Apparently the sanctuary has been greatly enlarged from its reduced size 10 year ago, and the population of Oryx is larger than any time during inscription?
I have taken the opportunity of this very recent article cited above from a Turkish source ( Daily Sabah) to look into the history of the "Arabian Oryx Sanctuary" since its removal from the List in 2007. This is a site I have a certain "personal interest" in, having been within its boundaries before its de-listing and having thereby "lost" it from my "count"!
As is often the case the situation is rather more complex than the latest article indicates!
a. The sanctuary has been re-named "Al Wusta Wildlife Reserve
" within much reduced boundaries cf the original WHS, possibly to "disconnect" it from its earlier manifestation and its somewhat "unfortunate" history!!. More strictly, the name is "Natural Living Sanctuary in the Al Wusta Region
" as per a royal decree of Aug 2011. See - https://meca.gov.om/en/files/maraseem/Decisions3806129571.pdf
b. This Reserve has been totally fenced but poaching still seems to be a problem - see this article from Fe 2017 - www.thenational.ae/world/oman-chooses-oil-over-the-oryx-1.44665
c. Since de-listing, Oman has continued a captive breeding project within the Reserve/Sanctuary and has also received more animals from Saudi Arabia. It has been opened for "ecotourism" visits e.g http://www.omanobserver.om/al-wusta-reserve-open-2-weeks-public/
. This, or other similar "local" articles would seem to be the source of the article cited above from the Turkish outlet.
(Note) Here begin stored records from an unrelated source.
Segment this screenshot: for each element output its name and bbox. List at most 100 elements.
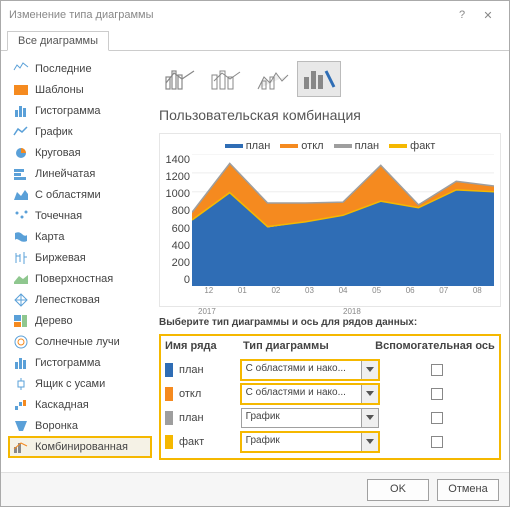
dialog-buttons: OK Отмена	[1, 472, 509, 506]
subtype-2[interactable]	[205, 61, 249, 97]
subtype-1[interactable]	[159, 61, 203, 97]
sidebar-item-label: Биржевая	[35, 252, 86, 264]
secondary-axis-checkbox[interactable]	[431, 364, 443, 376]
change-chart-type-dialog: Изменение типа диаграммы ? ✕ Все диаграм…	[0, 0, 510, 507]
sidebar-item-label: Шаблоны	[35, 84, 84, 96]
chevron-down-icon[interactable]	[361, 360, 379, 380]
dialog-title: Изменение типа диаграммы	[9, 9, 449, 21]
sidebar-item-5[interactable]: Линейчатая	[9, 164, 151, 184]
sidebar-item-13[interactable]: Солнечные лучи	[9, 332, 151, 352]
sidebar-item-16[interactable]: Каскадная	[9, 395, 151, 415]
sidebar-item-label: Поверхностная	[35, 273, 113, 285]
chart-type-icon	[13, 293, 29, 307]
dialog-body: Последние Шаблоны Гистограмма График Кругова…	[1, 51, 509, 472]
secondary-axis-checkbox[interactable]	[431, 412, 443, 424]
series-name: план	[179, 364, 204, 376]
legend-item: план	[225, 140, 271, 152]
x-axis: 12010203040506070820172018	[192, 286, 494, 304]
chart-type-combo[interactable]: График	[241, 432, 379, 452]
chart-area: 1400120010008006004002000 12010203040506…	[164, 154, 496, 304]
chart-type-icon	[13, 251, 29, 265]
sidebar-item-7[interactable]: Точечная	[9, 206, 151, 226]
sidebar-item-11[interactable]: Лепестковая	[9, 290, 151, 310]
sidebar-item-label: Каскадная	[35, 399, 89, 411]
chart-type-combo[interactable]: С областями и нако...	[241, 384, 379, 404]
sidebar-item-17[interactable]: Воронка	[9, 416, 151, 436]
main-panel: Пользовательская комбинация планотклплан…	[159, 59, 501, 464]
sidebar-item-label: Дерево	[35, 315, 73, 327]
title-bar: Изменение типа диаграммы ? ✕	[1, 1, 509, 29]
sidebar-item-2[interactable]: Гистограмма	[9, 101, 151, 121]
sidebar-item-label: График	[35, 126, 73, 138]
sidebar-item-0[interactable]: Последние	[9, 59, 151, 79]
chart-type-icon	[13, 83, 29, 97]
y-axis: 1400120010008006004002000	[164, 154, 190, 286]
chart-type-icon	[13, 62, 29, 76]
chart-legend: план откл план факт	[164, 140, 496, 152]
series-name: план	[179, 412, 204, 424]
chevron-down-icon[interactable]	[361, 408, 379, 428]
cancel-button[interactable]: Отмена	[437, 479, 499, 501]
series-name: откл	[179, 388, 201, 400]
sidebar-item-label: Солнечные лучи	[35, 336, 120, 348]
chart-type-icon	[13, 356, 29, 370]
secondary-axis-checkbox[interactable]	[431, 436, 443, 448]
series-swatch	[165, 411, 173, 425]
chevron-down-icon[interactable]	[361, 432, 379, 452]
sidebar-item-label: Ящик с усами	[35, 378, 105, 390]
legend-item: откл	[280, 140, 323, 152]
sidebar-item-12[interactable]: Дерево	[9, 311, 151, 331]
series-row: план График	[165, 406, 495, 430]
chart-type-icon	[13, 104, 29, 118]
chart-type-icon	[13, 419, 29, 433]
chart-type-icon	[13, 272, 29, 286]
sidebar-item-1[interactable]: Шаблоны	[9, 80, 151, 100]
sidebar-item-8[interactable]: Карта	[9, 227, 151, 247]
sidebar-item-10[interactable]: Поверхностная	[9, 269, 151, 289]
sidebar-item-6[interactable]: С областями	[9, 185, 151, 205]
tab-strip: Все диаграммы	[1, 29, 509, 51]
sidebar-item-15[interactable]: Ящик с усами	[9, 374, 151, 394]
legend-item: факт	[389, 140, 435, 152]
series-name: факт	[179, 436, 204, 448]
subtype-4-custom[interactable]	[297, 61, 341, 97]
help-icon[interactable]: ?	[449, 9, 475, 21]
sidebar-item-14[interactable]: Гистограмма	[9, 353, 151, 373]
legend-item: план	[334, 140, 380, 152]
plot-area	[192, 154, 494, 286]
grid-header: Имя ряда Тип диаграммы Вспомогательная о…	[165, 340, 495, 352]
series-swatch	[165, 387, 173, 401]
chart-type-icon	[13, 440, 29, 454]
sidebar-item-label: Лепестковая	[35, 294, 100, 306]
sidebar-item-label: Карта	[35, 231, 64, 243]
chart-type-icon	[13, 398, 29, 412]
series-row: план С областями и нако...	[165, 358, 495, 382]
chart-type-icon	[13, 209, 29, 223]
sidebar-item-9[interactable]: Биржевая	[9, 248, 151, 268]
subtype-3[interactable]	[251, 61, 295, 97]
sidebar-item-label: Гистограмма	[35, 105, 101, 117]
col-secondary-axis: Вспомогательная ось	[375, 340, 495, 352]
series-row: факт График	[165, 430, 495, 454]
sidebar-item-3[interactable]: График	[9, 122, 151, 142]
chart-type-icon	[13, 188, 29, 202]
sidebar-item-label: С областями	[35, 189, 101, 201]
chart-type-combo[interactable]: С областями и нако...	[241, 360, 379, 380]
sidebar-item-4[interactable]: Круговая	[9, 143, 151, 163]
chart-preview: план откл план факт 14001200100080060040020…	[159, 133, 501, 307]
sidebar-item-label: Гистограмма	[35, 357, 101, 369]
ok-button[interactable]: OK	[367, 479, 429, 501]
chart-type-icon	[13, 125, 29, 139]
chart-type-combo[interactable]: График	[241, 408, 379, 428]
close-icon[interactable]: ✕	[475, 9, 501, 22]
chart-type-icon	[13, 377, 29, 391]
secondary-axis-checkbox[interactable]	[431, 388, 443, 400]
sidebar-item-label: Круговая	[35, 147, 81, 159]
chart-type-icon	[13, 167, 29, 181]
chart-type-icon	[13, 314, 29, 328]
chevron-down-icon[interactable]	[361, 384, 379, 404]
subtype-heading: Пользовательская комбинация	[159, 107, 501, 123]
tab-all-charts[interactable]: Все диаграммы	[7, 31, 109, 51]
series-grid: Имя ряда Тип диаграммы Вспомогательная о…	[159, 334, 501, 460]
sidebar-item-18[interactable]: Комбинированная	[9, 437, 151, 457]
d. What is not so clear, is the status of the animals within this "sanctuary". Are they "Wild" or "Captive? And how many in each? The following IUCN paper from 2011 "(Global reintroduction perspectives
") includes a chapter on the Omani Oryx Reserve titled "The re-introduction of Arabian Oryx to the Al Wusta Wildlife Reserve in Oman: 30 years on
". (See document page 194 or pdf page 210) - https://www.researchgate.net/profile/Mansoor_Aljahdhami/publication/277011098_The_rei ntroduction_of_Arabian_oryx_to_the_Al_Wusta_Wildlife_Reserve_Oman_30_years_on/links/5 5616ff308ae86c06b64ac1a/The-reintroduction-of-Arabian-oryx-to-the-Al-Wusta-Wildlife-R eserve-Oman-30-years-on.pdf
. The chart on document page 196 (pdf 212) is of interest. It shows separate lines for each of "Wild" and "Captive" as of start 2011. Note the sudden rise in "wild oryx" at the end which seems to coincide with "In early 2011, about 60 Arabian oryx have been released to the fenced area.". So the c350 "Captive Oryx" must have been living inside a more restricted area even than the now fenced reduced Sanctuary area. The numbers in both may have increased since 2011 but would still seem likely to include many which are truly "captive", whilst the others are still fenced in.
e. It would therefore seem that Oman is continuing to run its controlled breeding project at Jaalani but within within a park/sanctuary which has much reduced boundaries compared with the original inscribed WHS and would not seem to have any intention of increasing that current size - indeed it is having problems policing even that limited area. The numbers of Oryx cited as being within that Sanctuary would appear to include both those which are "wild" in the sense of living within the fenced boundary and those which are within a much smaller "Captive Breeding" area!!
f. This report of 2010 ( www.arabianoryx.org/AR/Downloads/Arabian%20oryx%20strategy.pdf
) places Oman's contribution to re-establishment of the Oryx in "Arabia" in a regional context. It defines the various potential "wildness statuses" for Oryx as follows
i. Free-ranging (not confined)
ii. Part-fenced (oryx partly confined)
iii. Fenced (oryx confined by a perimeter fence, trench, or sea (in case of island)
iv. Unmanaged (no management measures of any kind)
v. Part-managed (some of supplementary forage/water provided, and/or habitat manipulation or improvement; and/or veterinary assistance)
vi. Managed (all of the above)
vii. Captive Breeding (confined, fully-managed, including controls on breeding). Not that IUCN would even see that as a long term objective
On this basis the situation in Oman seems a long way short of what IUCN would regard as "ideal" - and with no apparent pathway to anything different from either "Captive" or "Fenced"
g. There is no indication anywhere that Oman sees any need to go again for WHS status for what is now the "Natural Living Sanctuary in the Al Wusta Region"
as part of its ecotourism strategy or that it would want to re-open the areas whose removal from the Reserve led to its delisting - nor that IUCN, which is still clearly "active" in Oryx preservation across "Arabia", sees that as a potential or worthwhile longer term objective!